I was also a labour delegate of 2014 National Conference during the Jonathan administration. It’s time President Buhari administration revisited the recommendation of the confab with respect to appointment of judicial officers. One of the critical resolutions is that the “ process leading to and concerning the appointment of judicial officers should be advertised, done openly and transparently and essentially on merit.” What is as well at stake in the chief justice saga was the character and principles of the judicial officer in the eye of the storm.
There are varying perceptions of the positions and methodologies of the late progressive Advocate and irrepressible human rights activist, Chief Gani Fawehinmi SAN on topical national issues of the times he was alive. However there was (and there is!) Still a consensus that the late non-state actor was a fighter both in words and deeds against corruption, which President Muhammed Buhari had rightly observed, could kill the republic if we do not exorcise it. What would be his reaction to the current chief justice saga?

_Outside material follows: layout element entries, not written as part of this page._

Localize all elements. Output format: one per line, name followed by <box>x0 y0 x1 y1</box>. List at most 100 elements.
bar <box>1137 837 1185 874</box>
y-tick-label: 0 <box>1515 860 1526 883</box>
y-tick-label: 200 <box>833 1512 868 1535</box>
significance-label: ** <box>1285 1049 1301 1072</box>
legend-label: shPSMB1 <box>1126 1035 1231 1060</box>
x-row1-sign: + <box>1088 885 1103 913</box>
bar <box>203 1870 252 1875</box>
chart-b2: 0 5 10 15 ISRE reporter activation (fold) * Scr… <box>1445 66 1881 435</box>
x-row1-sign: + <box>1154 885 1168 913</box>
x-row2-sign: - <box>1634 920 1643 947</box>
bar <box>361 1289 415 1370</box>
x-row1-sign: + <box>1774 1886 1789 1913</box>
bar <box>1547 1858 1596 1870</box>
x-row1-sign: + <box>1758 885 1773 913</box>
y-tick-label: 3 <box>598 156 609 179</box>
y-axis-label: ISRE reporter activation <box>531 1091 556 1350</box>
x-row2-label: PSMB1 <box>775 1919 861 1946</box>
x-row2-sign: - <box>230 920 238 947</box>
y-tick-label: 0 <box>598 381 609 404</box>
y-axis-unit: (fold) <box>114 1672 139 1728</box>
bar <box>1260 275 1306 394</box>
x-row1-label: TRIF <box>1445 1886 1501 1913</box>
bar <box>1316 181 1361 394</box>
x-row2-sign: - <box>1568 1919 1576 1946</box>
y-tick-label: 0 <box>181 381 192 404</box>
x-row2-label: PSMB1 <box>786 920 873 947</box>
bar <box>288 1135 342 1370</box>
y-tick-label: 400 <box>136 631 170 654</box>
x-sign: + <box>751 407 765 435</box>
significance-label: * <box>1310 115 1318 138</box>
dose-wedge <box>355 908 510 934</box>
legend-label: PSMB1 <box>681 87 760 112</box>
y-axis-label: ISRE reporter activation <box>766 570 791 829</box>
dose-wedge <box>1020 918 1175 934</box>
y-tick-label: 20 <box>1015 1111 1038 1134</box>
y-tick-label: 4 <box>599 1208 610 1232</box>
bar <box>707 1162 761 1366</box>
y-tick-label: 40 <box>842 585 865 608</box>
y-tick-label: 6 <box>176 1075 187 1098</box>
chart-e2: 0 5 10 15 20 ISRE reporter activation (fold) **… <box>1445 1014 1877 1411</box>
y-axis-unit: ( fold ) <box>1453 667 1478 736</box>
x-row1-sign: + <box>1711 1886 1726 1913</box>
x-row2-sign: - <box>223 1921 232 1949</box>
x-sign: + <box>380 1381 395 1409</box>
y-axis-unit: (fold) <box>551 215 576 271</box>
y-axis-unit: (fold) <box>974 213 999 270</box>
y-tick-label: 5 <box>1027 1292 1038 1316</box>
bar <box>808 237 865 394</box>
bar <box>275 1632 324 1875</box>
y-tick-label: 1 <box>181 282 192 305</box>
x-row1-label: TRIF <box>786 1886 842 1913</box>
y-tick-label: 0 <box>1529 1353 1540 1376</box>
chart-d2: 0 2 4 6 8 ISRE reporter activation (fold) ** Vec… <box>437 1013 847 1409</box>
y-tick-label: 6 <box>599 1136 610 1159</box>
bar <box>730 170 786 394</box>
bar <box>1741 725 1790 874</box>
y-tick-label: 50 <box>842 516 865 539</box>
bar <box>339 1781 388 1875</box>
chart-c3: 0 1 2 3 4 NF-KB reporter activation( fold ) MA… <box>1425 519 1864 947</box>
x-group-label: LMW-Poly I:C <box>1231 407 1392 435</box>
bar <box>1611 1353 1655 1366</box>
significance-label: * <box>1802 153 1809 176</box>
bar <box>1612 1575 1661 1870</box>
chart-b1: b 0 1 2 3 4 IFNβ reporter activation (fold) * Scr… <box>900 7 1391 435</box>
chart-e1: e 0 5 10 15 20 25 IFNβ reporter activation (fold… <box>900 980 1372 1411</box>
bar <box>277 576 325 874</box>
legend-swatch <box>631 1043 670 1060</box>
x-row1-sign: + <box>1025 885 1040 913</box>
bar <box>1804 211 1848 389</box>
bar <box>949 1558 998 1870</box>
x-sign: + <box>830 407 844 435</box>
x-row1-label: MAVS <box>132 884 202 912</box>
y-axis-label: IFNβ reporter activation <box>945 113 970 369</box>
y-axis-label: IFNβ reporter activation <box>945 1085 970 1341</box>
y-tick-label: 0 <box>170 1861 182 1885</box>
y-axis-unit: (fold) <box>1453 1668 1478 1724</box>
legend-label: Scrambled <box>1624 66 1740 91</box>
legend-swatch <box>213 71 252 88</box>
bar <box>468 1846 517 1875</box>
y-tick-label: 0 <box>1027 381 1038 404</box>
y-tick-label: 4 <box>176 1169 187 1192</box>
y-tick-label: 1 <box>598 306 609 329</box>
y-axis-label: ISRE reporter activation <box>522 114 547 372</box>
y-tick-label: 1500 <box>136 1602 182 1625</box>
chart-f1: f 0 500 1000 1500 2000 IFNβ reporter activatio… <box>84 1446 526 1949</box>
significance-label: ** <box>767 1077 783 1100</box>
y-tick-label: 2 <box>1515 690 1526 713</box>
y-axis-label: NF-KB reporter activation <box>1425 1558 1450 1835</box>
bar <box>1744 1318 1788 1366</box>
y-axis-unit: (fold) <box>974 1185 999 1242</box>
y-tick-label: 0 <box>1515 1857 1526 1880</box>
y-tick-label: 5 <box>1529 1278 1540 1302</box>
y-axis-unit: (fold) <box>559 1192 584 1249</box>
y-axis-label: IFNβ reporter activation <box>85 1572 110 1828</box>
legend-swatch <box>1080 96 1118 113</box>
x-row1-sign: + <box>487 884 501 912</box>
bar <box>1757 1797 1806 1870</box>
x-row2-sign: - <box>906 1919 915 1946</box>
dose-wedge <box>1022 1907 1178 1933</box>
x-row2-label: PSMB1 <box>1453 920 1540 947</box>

What would be the reactions of Justice Mustapha Akanbi who audaciously prosecuted a number of judges on account of graft?
In one of Justice Akanbi’s last interviews entitled “Corruption Will Kill Nigeria.” he had this say: “When it comes to the judiciary, it is my constituency and I don’t want to run that institution down. But there is the need for those in authority to look at the judges they have now. There was a case in which we arrested a gentleman and took the person to court. After we sought leave of the High Court to prosecute the gentleman – I don’t want to mention his name – we were granted leave and he was asked to be locked up so that later the matter would be taken up. When the matter came to court the following day, the gentleman applied for bail.
Curiously, the same judge who granted leave for us to prosecute him, instead of deciding the application for bail, he just discharged and acquitted him when there was no application for discharge and acquittal. Was that judge acting in ignorance? Or had he an ulterior motive? Or did he claim ignorance of the law on application for bail? Instead of deciding it, he unilaterally discharged and acquitted the person. We appealed, the appeal was allowed and the gentleman was rearrested before I left the office. I don’t know what happened after that”. This might be a case of like with unlike, but the principle is the same that the judiciary like all institutions must engage in self-critical assessment.”
*Comrade Aremu, Member National Institute, is the Labour Party (LP) governorship candidate in Kwara State.